If sixth term of a H. P. is `1/61` and its tenth term is `1/105` then the first term of that H.P. is

To solve the problem, we need to find the first term of a Harmonic Progression (H.P.) given that the sixth term is \( \frac{1}{61} \) and the tenth term is \( \frac{1}{105} \). ### Step-by-Step Solution: 1. **Understanding Harmonic Progression**: - A Harmonic Progression is the reciprocal of an Arithmetic Progression (A.P.).

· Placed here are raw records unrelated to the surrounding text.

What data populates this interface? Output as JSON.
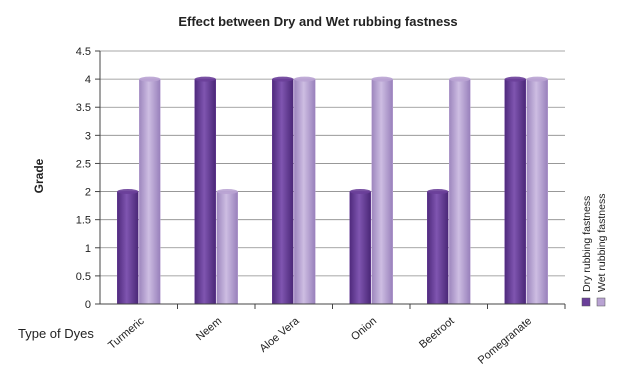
{
  "chart_data": {
    "type": "bar",
    "title": "Effect between Dry  and Wet rubbing fastness",
    "xlabel": "Type of Dyes",
    "ylabel": "Grade",
    "categories": [
      "Turmeric",
      "Neem",
      "Aloe Vera",
      "Onion",
      "Beetroot",
      "Pomegranate"
    ],
    "series": [
      {
        "name": "Dry rubbing fastness",
        "values": [
          2,
          4,
          4,
          2,
          2,
          4
        ],
        "color": "#6a3f99"
      },
      {
        "name": "Wet rubbing fastness",
        "values": [
          4,
          2,
          4,
          4,
          4,
          4
        ],
        "color": "#b9a3d3"
      }
    ],
    "ylim": [
      0,
      4.5
    ],
    "yticks": [
      "0",
      "0.5",
      "1",
      "1.5",
      "2",
      "2.5",
      "3",
      "3.5",
      "4",
      "4.5"
    ],
    "grid": true,
    "legend_position": "right"
  }
}
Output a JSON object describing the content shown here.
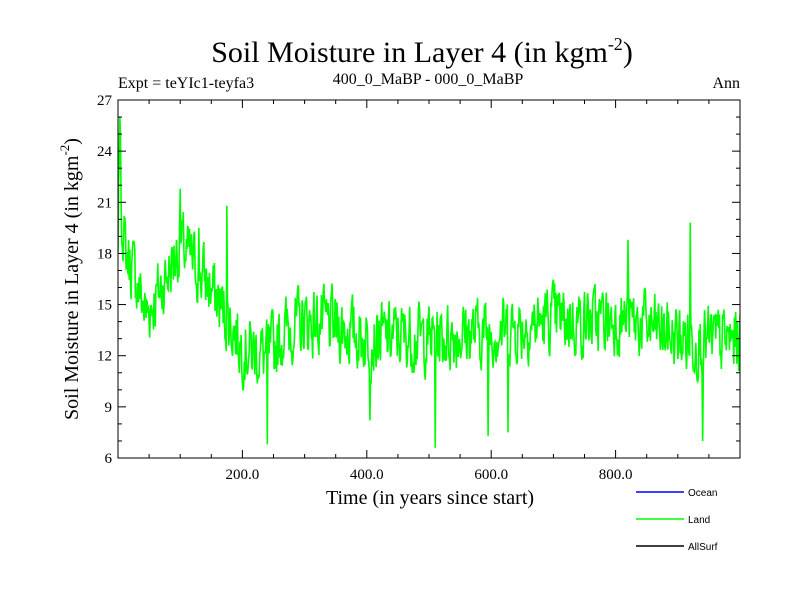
{
  "chart_data": {
    "type": "line",
    "title": "Soil Moisture in Layer 4 (in kgm",
    "title_superscript": "-2",
    "title_close": ")",
    "subtitle_left": "Expt = teYIc1-teyfa3",
    "subtitle_center": "400_0_MaBP - 000_0_MaBP",
    "subtitle_right": "Ann",
    "xlabel": "Time (in years since start)",
    "ylabel": "Soil Moisture in Layer 4 (in kgm",
    "ylabel_superscript": "-2",
    "ylabel_close": ")",
    "xlim": [
      0,
      1000
    ],
    "ylim": [
      6,
      27
    ],
    "x_ticks": [
      200,
      400,
      600,
      800
    ],
    "x_tick_labels": [
      "200.0",
      "400.0",
      "600.0",
      "800.0"
    ],
    "y_ticks": [
      6,
      9,
      12,
      15,
      18,
      21,
      24,
      27
    ],
    "y_tick_labels": [
      "6",
      "9",
      "12",
      "15",
      "18",
      "21",
      "24",
      "27"
    ],
    "noise_seed": 7,
    "series": [
      {
        "name": "Ocean",
        "color": "#0000ff",
        "values": []
      },
      {
        "name": "Land",
        "color": "#00ff00",
        "anchors": [
          [
            0,
            18.5
          ],
          [
            3,
            26.0
          ],
          [
            6,
            19.5
          ],
          [
            12,
            18.2
          ],
          [
            25,
            17.0
          ],
          [
            45,
            14.5
          ],
          [
            70,
            16.0
          ],
          [
            100,
            18.5
          ],
          [
            140,
            16.5
          ],
          [
            180,
            14.0
          ],
          [
            200,
            12.5
          ],
          [
            240,
            12.0
          ],
          [
            270,
            13.5
          ],
          [
            300,
            14.0
          ],
          [
            350,
            13.8
          ],
          [
            400,
            13.0
          ],
          [
            450,
            13.2
          ],
          [
            500,
            13.0
          ],
          [
            550,
            13.3
          ],
          [
            600,
            13.5
          ],
          [
            650,
            13.7
          ],
          [
            700,
            14.2
          ],
          [
            750,
            14.0
          ],
          [
            800,
            14.2
          ],
          [
            850,
            13.8
          ],
          [
            900,
            13.0
          ],
          [
            950,
            12.8
          ],
          [
            1000,
            13.0
          ]
        ],
        "extremes": [
          [
            3,
            26.0
          ],
          [
            100,
            21.8
          ],
          [
            130,
            19.5
          ],
          [
            175,
            20.8
          ],
          [
            240,
            6.8
          ],
          [
            510,
            6.6
          ],
          [
            595,
            7.3
          ],
          [
            627,
            7.5
          ],
          [
            820,
            18.8
          ],
          [
            920,
            19.8
          ],
          [
            940,
            7.0
          ],
          [
            405,
            8.2
          ]
        ]
      },
      {
        "name": "AllSurf",
        "color": "#000000",
        "values": []
      }
    ],
    "legend": [
      "Ocean",
      "Land",
      "AllSurf"
    ],
    "legend_placement": "bottom-right"
  }
}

Therefore, if the \( n \)-th term of H.P. is \( H_n \), then the corresponding term in A.P. is \( A_n = \frac{1}{H_n} \). 2. **Setting Up the Terms**: - Given: - \( H_6 = \frac{1}{61} \) implies \( A_6 = 61 \) - \( H_{10} = \frac{1}{105} \) implies \( A_{10} = 105 \) 3. **Using the Formula for A.P.**: - The formula for the \( n \)-th term of an A.P. is: \[ A_n = A_1 + (n-1)d \] - For \( n = 6 \): \[ A_6 = A_1 + 5d \quad \text{(Equation 1)} \] - For \( n = 10 \): \[ A_{10} = A_1 + 9d \quad \text{(Equation 2)} \] 4. **Substituting Known Values**: - From Equation 1: \[ 61 = A_1 + 5d \] - From Equation 2: \[ 105 = A_1 + 9d \] 5. **Subtracting the Equations**: - Subtract Equation 1 from Equation 2: \[ 105 - 61 = (A_1 + 9d) - (A_1 + 5d) \] \[ 44 = 4d \] - Solving for \( d \): \[ d = \frac{44}{4} = 11 \] 6. **Finding \( A_1 \)**: - Substitute \( d \) back into Equation 1: \[ 61 = A_1 + 5 \times 11 \] \[ 61 = A_1 + 55 \] \[ A_1 = 61 - 55 = 6 \] 7. **Finding the First Term of H.P.**: - Since the first term of H.P. is the reciprocal of the first term of A.P.: \[ H_1 = \frac{1}{A_1} = \frac{1}{6} \] ### Final Answer: The first term of the Harmonic Progression is \( \frac{1}{6} \).